The City of Akron needed ground improvement to support a new building replacing an existing Akron Sewer Division maintenance facility. The new facility consists of large garage area and office space totaling 31,200 sq ft. Vibrations caused by traditional deep foundation techniques were a major concern of the clients due to underground utility lines running throughout the site.
Menard was approached by the geotechnical engineer, general contractor, and the City of Akron to design an economical and innovative ground improvement solution as an alternative to aggregate piers or piles. A combination of Controlled Modulus Column (CMC)® rigid inclusions and Bi-Modulus Columns (BMC)® were designed to support the footings and slabs of the new facility. These techniques offer minimal vibrations and required a thinner Load Transfer Platform (LTP) as compared to an all CMC approach resulting in cost savings for the client.
The site soils consist of up to 5 ft of sand and silt fill, overlaying a 5 to 15 ft layer of damp to wet sand and silt with minor organics, on top of a 15 to 30 ft layer of saturated medium dense sand and silt.
Numerous underground utility lines running throughout the site posed a challenge to drilling operations. Buried in the shallow wet sand layer, there was also a large, decades-old culvert that could not withstand vibrations that occur with some traditional foundation techniques.
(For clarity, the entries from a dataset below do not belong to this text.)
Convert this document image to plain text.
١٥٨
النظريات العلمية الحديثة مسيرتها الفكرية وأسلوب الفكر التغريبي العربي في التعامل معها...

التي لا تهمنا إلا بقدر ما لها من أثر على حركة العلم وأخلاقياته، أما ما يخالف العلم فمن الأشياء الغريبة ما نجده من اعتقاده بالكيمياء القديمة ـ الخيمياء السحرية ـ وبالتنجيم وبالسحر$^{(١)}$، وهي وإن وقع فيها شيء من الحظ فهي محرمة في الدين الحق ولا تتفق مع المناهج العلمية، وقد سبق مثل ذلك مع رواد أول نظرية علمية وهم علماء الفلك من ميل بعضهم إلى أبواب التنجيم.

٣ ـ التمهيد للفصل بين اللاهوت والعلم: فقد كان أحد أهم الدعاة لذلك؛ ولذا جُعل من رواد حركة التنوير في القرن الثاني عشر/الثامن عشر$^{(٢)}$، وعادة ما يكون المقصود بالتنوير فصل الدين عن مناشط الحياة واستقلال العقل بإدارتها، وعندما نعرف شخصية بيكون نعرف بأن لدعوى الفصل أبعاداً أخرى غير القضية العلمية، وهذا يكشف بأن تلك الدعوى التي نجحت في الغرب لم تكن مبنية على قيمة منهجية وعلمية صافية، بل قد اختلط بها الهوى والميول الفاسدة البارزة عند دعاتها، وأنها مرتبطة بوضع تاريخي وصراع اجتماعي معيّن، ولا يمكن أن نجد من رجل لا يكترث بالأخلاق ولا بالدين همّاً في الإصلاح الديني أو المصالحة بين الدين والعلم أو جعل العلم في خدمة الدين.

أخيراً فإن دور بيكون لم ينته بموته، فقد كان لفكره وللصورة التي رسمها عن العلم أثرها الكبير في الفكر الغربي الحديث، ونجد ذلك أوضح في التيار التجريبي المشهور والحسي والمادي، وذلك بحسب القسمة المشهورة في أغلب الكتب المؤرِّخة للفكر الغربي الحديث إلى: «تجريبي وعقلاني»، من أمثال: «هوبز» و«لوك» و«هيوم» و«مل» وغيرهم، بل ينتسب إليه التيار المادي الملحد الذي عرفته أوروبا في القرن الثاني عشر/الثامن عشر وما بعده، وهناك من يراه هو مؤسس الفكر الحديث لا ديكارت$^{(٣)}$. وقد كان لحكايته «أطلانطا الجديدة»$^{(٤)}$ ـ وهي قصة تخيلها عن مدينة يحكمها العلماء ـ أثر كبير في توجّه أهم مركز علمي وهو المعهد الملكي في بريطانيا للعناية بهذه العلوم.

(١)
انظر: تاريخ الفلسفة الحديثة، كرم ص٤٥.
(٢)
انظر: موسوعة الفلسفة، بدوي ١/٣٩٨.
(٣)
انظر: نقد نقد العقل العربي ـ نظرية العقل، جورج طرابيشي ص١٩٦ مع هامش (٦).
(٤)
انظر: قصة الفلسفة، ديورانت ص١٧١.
Menard designed a dual system of CMC rigid inclusions and BMCs to accommodate the challenging layout of the utility lines, the vibration requirements of the culvert, and to support the footings and slabs of the new maintenance facility.
A total of 164 CMC rigid inclusions were installed to support the footings, and a total of 126 BMCs were installed to support the slab of the new facility. This combination also resulted in the reduction of the thickness of the LTP, saving the client money.
Mobilizing the two rigs that are required for BMC installation was also a challenge due to the smaller size of the construction site. To achieve the optimal BMC transition zone – the area of overlapping stone and grout – efficient coordination of the rigs was required so the grout would not set before the stone column was installed on top of the grout column.
The combination of CMC rigid inclusions and BMCs offered a higher degree of control and proved to be a more cost-effective alternative over aggregate piers and traditional foundation techniques in the soft soil conditions.